Mommy Blogger Refuses Daughter’s Request To Stop Writing About Her
There are a lot of women out there who love to blog about their life as a mom, which of course means they share a lot about their kids. So, what happens when those kids grow up? Well, one mommy blogger recently found out, and folks are not happy with how she’s handling things.
Mommy blogger Christie Tate recently wrote an essay for “The Washington Post” in which she recounts her daughter telling her she no longer wanted her to use her for content on her blog. It seems after her daughter got a new laptop for Christmas she quickly found the countless stories about embarrassing experiences like potty training and more, not to mention pictures of her online, and confronted her mom, asking her to take down the content.
Well, Tate says she told her daughter that it was “not possible,” explaining, “Promising not to write about her anymore would mean shutting down a vital part of myself, which isn’t necessarily good for me or her.” Eventually, Tate gave her daughter a “veto right” for future pictures and details in articles, and agreed to stop using her daughter’s real name, but the Internet is up in arms over the mom’s lack of consideration of her daughter.
“Suppose your husband was a writer, and he wrote about his relationship with you and justified it in the same terms that you are using to write about your daughter,” one person wrote. “Maybe posted pictures as well. How would that feel?”
“How self-centered Christie Tate must be to think her daughter is her personal content mill,” another wrote, adding, “Get a dog. Start one of those food blogs. What a terrible, terrible person.”
Meanwhile, another added, “Now that your daughter is old enough to understand that you are violating her privacy, and she has asked you to stop, you should comply.”

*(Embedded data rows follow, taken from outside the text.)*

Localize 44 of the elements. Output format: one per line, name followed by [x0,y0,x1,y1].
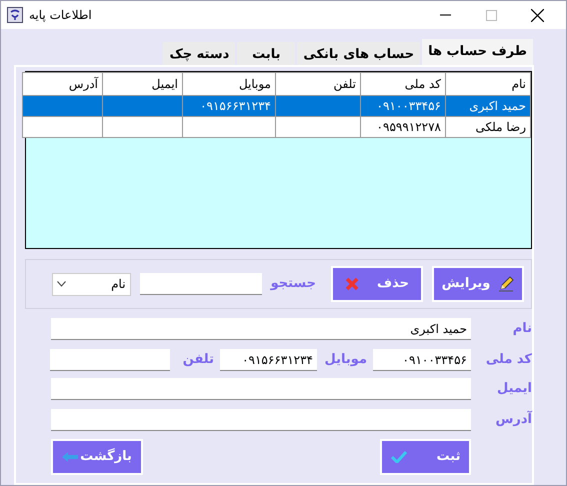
search-field[interactable] [140,273,262,295]
delete-button[interactable]: حذف [331,266,423,302]
chevron-icon [56,281,66,287]
table-cell: رضا ملکی [446,116,530,138]
field-label: کد ملی [484,351,532,370]
input-field[interactable] [51,378,471,400]
maximize-icon [486,10,496,20]
search-label: جستجو [270,275,316,294]
search-by-dropdown[interactable]: نام [52,272,131,296]
tab[interactable]: دسته چک [163,42,236,65]
column-header: آدرس [22,72,102,96]
submit-button[interactable]: ثبت [380,439,471,475]
field-label: موبایل [324,351,367,370]
tab[interactable]: حساب های بانکی [297,42,420,65]
table-cell: حمید اکبری [446,96,530,116]
column-header: موبایل [182,72,276,96]
edit-button[interactable]: ویرایش [432,266,524,302]
table-cell: ۰۹۵۹۹۱۲۲۷۸ [360,116,446,138]
column-header: کد ملی [360,72,446,96]
app-icon [7,7,23,23]
delete-icon [345,277,360,291]
column-header: نام [446,72,530,96]
input-field[interactable]: ۰۹۱۵۶۶۳۱۲۳۴ [220,349,317,371]
column-header: تلفن [276,72,360,96]
tab[interactable]: بابت [237,42,296,65]
table-cell: ۰۹۱۰۰۳۳۴۵۶ [360,96,446,116]
table-cell: ۰۹۱۵۶۶۳۱۲۳۴ [182,96,276,116]
tab[interactable]: طرف حساب ها [422,39,533,65]
input-field[interactable] [50,349,170,371]
minimize-icon [440,14,450,16]
back-button[interactable]: بازگشت [51,439,143,475]
field-label: نام [512,320,532,338]
field-label: ایمیل [496,380,532,398]
window-title: اطلاعات پایه [29,7,92,24]
column-header: ایمیل [102,72,182,96]
pencil-icon [498,276,514,292]
close-icon [530,8,544,22]
input-field[interactable] [51,409,471,431]
arrow-left-icon [62,452,78,462]
input-field[interactable]: ۰۹۱۰۰۳۳۴۵۶ [373,349,471,371]
field-label: تلفن [182,351,214,370]
checkmark-icon [390,451,407,463]
input-field[interactable]: حمید اکبری [51,318,471,340]
field-label: آدرس [494,410,532,430]
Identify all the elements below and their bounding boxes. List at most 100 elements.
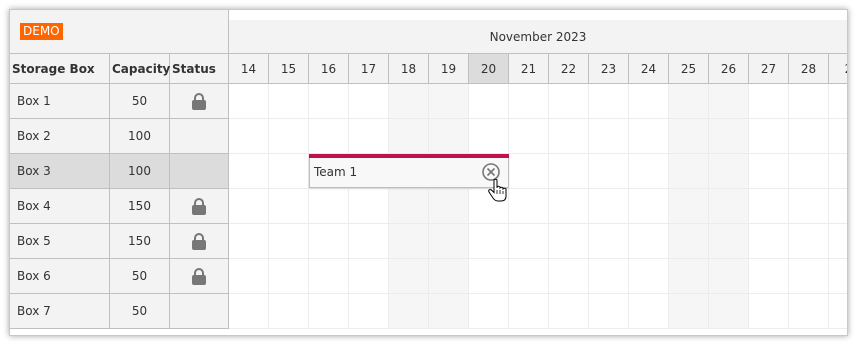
day-header-15[interactable]: 15 xyxy=(269,54,309,84)
grid-cell[interactable] xyxy=(789,84,829,119)
grid-cell[interactable] xyxy=(669,224,709,259)
day-header-16[interactable]: 16 xyxy=(309,54,349,84)
day-header-18[interactable]: 18 xyxy=(389,54,429,84)
grid-cell[interactable] xyxy=(469,224,509,259)
grid-cell[interactable] xyxy=(789,294,829,329)
grid-cell[interactable] xyxy=(589,84,629,119)
grid-cell[interactable] xyxy=(349,259,389,294)
grid-cell[interactable] xyxy=(469,119,509,154)
day-header-2[interactable]: 2 xyxy=(829,54,847,84)
grid-cell[interactable] xyxy=(589,259,629,294)
grid-cell[interactable] xyxy=(229,294,269,329)
grid-cell[interactable] xyxy=(829,119,847,154)
day-header-26[interactable]: 26 xyxy=(709,54,749,84)
grid-cell[interactable] xyxy=(709,189,749,224)
grid-cell[interactable] xyxy=(389,119,429,154)
grid-cell[interactable] xyxy=(829,294,847,329)
grid-cell[interactable] xyxy=(829,224,847,259)
day-header-23[interactable]: 23 xyxy=(589,54,629,84)
grid-cell[interactable] xyxy=(669,259,709,294)
grid-cell[interactable] xyxy=(749,84,789,119)
grid-cell[interactable] xyxy=(269,154,309,189)
grid-cell[interactable] xyxy=(309,224,349,259)
grid-cell[interactable] xyxy=(229,259,269,294)
grid-cell[interactable] xyxy=(269,189,309,224)
grid-cell[interactable] xyxy=(269,84,309,119)
grid-cell[interactable] xyxy=(429,189,469,224)
grid-cell[interactable] xyxy=(629,154,669,189)
resource-row[interactable]: Box 7 50 xyxy=(10,294,229,329)
grid-cell[interactable] xyxy=(829,259,847,294)
day-header-20[interactable]: 20 xyxy=(469,54,509,84)
grid-cell[interactable] xyxy=(429,294,469,329)
grid-cell[interactable] xyxy=(709,294,749,329)
grid-cell[interactable] xyxy=(469,84,509,119)
grid-cell[interactable] xyxy=(589,119,629,154)
grid-cell[interactable] xyxy=(549,119,589,154)
resource-row[interactable]: Box 2 100 xyxy=(10,119,229,154)
grid-cell[interactable] xyxy=(509,154,549,189)
grid-cell[interactable] xyxy=(429,224,469,259)
grid-cell[interactable] xyxy=(549,84,589,119)
grid-cell[interactable] xyxy=(349,224,389,259)
grid-cell[interactable] xyxy=(629,189,669,224)
grid-cell[interactable] xyxy=(829,189,847,224)
day-header-21[interactable]: 21 xyxy=(509,54,549,84)
grid-cell[interactable] xyxy=(229,84,269,119)
grid-cell[interactable] xyxy=(349,119,389,154)
grid-cell[interactable] xyxy=(309,84,349,119)
grid-cell[interactable] xyxy=(669,84,709,119)
grid-cell[interactable] xyxy=(749,189,789,224)
grid-cell[interactable] xyxy=(309,189,349,224)
grid-cell[interactable] xyxy=(629,294,669,329)
grid-cell[interactable] xyxy=(549,189,589,224)
grid-cell[interactable] xyxy=(509,84,549,119)
grid-cell[interactable] xyxy=(549,294,589,329)
column-header-status[interactable]: Status xyxy=(170,54,229,84)
day-header-28[interactable]: 28 xyxy=(789,54,829,84)
grid-cell[interactable] xyxy=(349,294,389,329)
grid-cell[interactable] xyxy=(629,119,669,154)
day-header-22[interactable]: 22 xyxy=(549,54,589,84)
grid-cell[interactable] xyxy=(389,189,429,224)
grid-cell[interactable] xyxy=(309,294,349,329)
resource-row[interactable]: Box 4 150 xyxy=(10,189,229,224)
grid-cell[interactable] xyxy=(669,154,709,189)
grid-cell[interactable] xyxy=(629,84,669,119)
day-header-14[interactable]: 14 xyxy=(229,54,269,84)
day-header-27[interactable]: 27 xyxy=(749,54,789,84)
grid-cell[interactable] xyxy=(509,119,549,154)
grid-cell[interactable] xyxy=(789,119,829,154)
grid-cell[interactable] xyxy=(229,119,269,154)
grid-cell[interactable] xyxy=(789,224,829,259)
resource-row[interactable]: Box 6 50 xyxy=(10,259,229,294)
grid-cell[interactable] xyxy=(669,189,709,224)
grid-cell[interactable] xyxy=(269,224,309,259)
grid-cell[interactable] xyxy=(789,154,829,189)
grid-cell[interactable] xyxy=(309,119,349,154)
grid-cell[interactable] xyxy=(709,84,749,119)
column-header-capacity[interactable]: Capacity xyxy=(110,54,170,84)
grid-cell[interactable] xyxy=(829,84,847,119)
grid-cell[interactable] xyxy=(429,84,469,119)
grid-cell[interactable] xyxy=(549,259,589,294)
grid-cell[interactable] xyxy=(709,119,749,154)
grid-cell[interactable] xyxy=(629,259,669,294)
grid-cell[interactable] xyxy=(669,119,709,154)
grid-cell[interactable] xyxy=(349,84,389,119)
grid-cell[interactable] xyxy=(229,154,269,189)
grid-cell[interactable] xyxy=(629,224,669,259)
grid-cell[interactable] xyxy=(469,259,509,294)
grid-cell[interactable] xyxy=(229,189,269,224)
grid-cell[interactable] xyxy=(709,259,749,294)
grid-cell[interactable] xyxy=(509,294,549,329)
grid-cell[interactable] xyxy=(509,259,549,294)
column-header-storage-box[interactable]: Storage Box xyxy=(10,54,110,84)
grid-cell[interactable] xyxy=(789,189,829,224)
day-header-24[interactable]: 24 xyxy=(629,54,669,84)
grid-cell[interactable] xyxy=(509,189,549,224)
grid-cell[interactable] xyxy=(269,119,309,154)
grid-cell[interactable] xyxy=(269,294,309,329)
event-team-1[interactable]: Team 1 xyxy=(309,154,509,188)
grid-cell[interactable] xyxy=(389,294,429,329)
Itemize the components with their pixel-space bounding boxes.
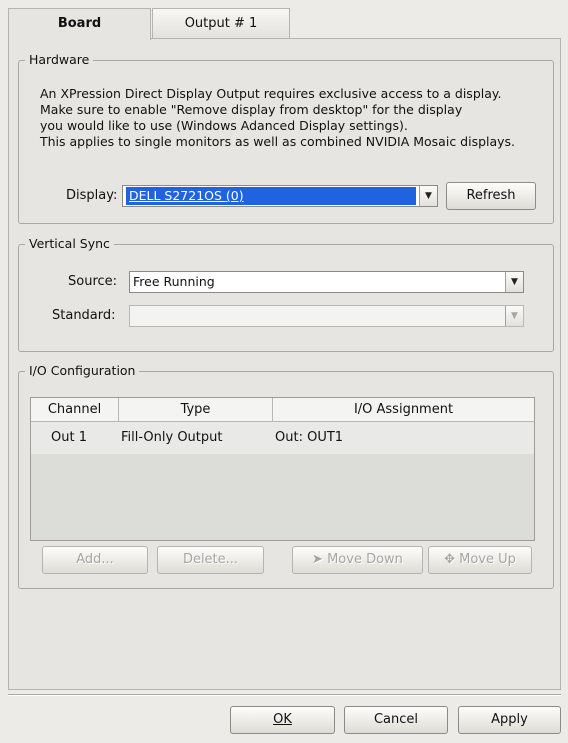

But Tate doesn’t see it that way, and insists giving up her writing about parenthood would be restricting. She believes it would just prove that mothers have to be “endlessly self-sacrificing.” Adding that continuing to write fights the assumption that, “As a mother, I’m not supposed to do anything that upsets my children or that makes them uncomfortable, certainly not for something as culturally devalued as my own creative labor.”